Strona:Miłość artysty- Szopen i pani Sand.djvu/067

Z Wikiźródeł, wolnej biblioteki
Ta strona została uwierzytelniona.

Gdy powrócił do przytomności, widząc, w jakim stanie znajdowaliśmy się, rozchorował się z rozpatrywania wstecz naszego niebezpieczeństwa; ale potem wyznał mi, że, czekając na nas, widział to wszystko we śnie, i że, nie odróżniając już snu od rzeczywistości, uspokoił się i jakgdyby zasnął, grając na pianinie, przekonany, że umarł już sam. Widział siebie utopionego w jeziorze; krople wody ciężkie i lodowate spadały mu miarowo na pierś, a kiedy zwróciłam jego uwagę na szelest tych kropel wody, które spadały rzeczywiście miarowo na dach, powiedział, że ich nie słyszał. Obraził się nawet, że biorę to za wyraz harmonji naśladowniczej.

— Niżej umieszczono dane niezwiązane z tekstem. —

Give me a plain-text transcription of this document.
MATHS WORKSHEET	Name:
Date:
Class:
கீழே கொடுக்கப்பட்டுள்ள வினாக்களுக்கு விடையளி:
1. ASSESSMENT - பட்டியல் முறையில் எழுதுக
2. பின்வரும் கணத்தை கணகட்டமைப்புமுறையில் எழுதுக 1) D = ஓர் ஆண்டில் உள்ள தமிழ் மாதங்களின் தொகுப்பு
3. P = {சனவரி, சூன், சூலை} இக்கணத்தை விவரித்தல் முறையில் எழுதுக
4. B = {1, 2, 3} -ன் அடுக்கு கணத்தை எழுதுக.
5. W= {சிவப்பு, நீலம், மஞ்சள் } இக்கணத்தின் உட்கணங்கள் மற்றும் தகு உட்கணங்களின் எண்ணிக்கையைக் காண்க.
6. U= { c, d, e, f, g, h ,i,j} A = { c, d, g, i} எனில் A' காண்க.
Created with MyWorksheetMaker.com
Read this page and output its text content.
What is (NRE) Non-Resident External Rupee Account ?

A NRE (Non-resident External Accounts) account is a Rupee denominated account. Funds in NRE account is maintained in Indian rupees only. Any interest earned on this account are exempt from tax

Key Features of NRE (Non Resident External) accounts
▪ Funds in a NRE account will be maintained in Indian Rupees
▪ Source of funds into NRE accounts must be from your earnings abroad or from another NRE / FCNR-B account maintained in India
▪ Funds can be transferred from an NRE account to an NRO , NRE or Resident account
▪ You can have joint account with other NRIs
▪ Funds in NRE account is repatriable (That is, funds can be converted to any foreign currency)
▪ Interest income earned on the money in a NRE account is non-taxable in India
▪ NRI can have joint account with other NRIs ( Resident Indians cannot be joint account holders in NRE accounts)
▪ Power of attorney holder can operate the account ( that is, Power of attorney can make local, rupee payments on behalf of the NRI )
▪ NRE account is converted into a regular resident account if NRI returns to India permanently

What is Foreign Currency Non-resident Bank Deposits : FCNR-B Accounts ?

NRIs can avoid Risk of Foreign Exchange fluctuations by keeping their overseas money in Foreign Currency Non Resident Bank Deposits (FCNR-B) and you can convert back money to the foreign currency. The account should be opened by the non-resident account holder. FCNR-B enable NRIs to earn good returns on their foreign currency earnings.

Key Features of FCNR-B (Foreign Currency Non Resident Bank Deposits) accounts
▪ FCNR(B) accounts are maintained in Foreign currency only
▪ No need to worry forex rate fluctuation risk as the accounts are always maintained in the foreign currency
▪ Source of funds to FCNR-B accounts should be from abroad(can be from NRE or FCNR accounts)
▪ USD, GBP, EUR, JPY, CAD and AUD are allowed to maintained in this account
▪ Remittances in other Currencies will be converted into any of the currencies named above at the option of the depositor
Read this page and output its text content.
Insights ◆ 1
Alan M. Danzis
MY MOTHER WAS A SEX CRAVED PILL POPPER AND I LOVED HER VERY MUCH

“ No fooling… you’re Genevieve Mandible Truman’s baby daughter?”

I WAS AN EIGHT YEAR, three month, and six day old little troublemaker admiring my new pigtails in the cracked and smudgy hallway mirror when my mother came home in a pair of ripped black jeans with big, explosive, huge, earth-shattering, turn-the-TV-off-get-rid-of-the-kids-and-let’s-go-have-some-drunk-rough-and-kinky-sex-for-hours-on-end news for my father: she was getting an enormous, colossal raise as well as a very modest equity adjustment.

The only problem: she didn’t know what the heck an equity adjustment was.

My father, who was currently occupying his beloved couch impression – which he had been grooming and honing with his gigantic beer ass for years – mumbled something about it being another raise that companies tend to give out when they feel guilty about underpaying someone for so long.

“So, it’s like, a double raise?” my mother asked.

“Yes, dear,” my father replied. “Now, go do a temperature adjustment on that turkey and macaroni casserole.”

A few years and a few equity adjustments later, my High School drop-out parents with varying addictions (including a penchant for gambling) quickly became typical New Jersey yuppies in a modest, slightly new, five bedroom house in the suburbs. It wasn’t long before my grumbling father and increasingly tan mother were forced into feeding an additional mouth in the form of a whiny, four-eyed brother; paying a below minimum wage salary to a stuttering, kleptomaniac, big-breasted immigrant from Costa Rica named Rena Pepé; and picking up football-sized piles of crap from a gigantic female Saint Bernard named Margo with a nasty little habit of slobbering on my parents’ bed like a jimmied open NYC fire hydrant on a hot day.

Powstawał, ze wszystkich sił i miał słuszność, na dziecinność tych naśladownictw dla ucha. Genjusz jego był pełen tajemniczych harmonij przyrody, przekładanych na równoznaczniki szczytne w jego myśli muzycznej, nie zaś na powtarzanie niewolnicze dźwięków zewnętrznych. Kompozycja jego z tego wieczoru była iście pełna kropel deszczowych, odbijających się echami od dźwięcznych dachówek klasztoru, ale przekładały się one w jego wyobraźni i w jego śpiewie na łzy, padające z nieba na jego serce.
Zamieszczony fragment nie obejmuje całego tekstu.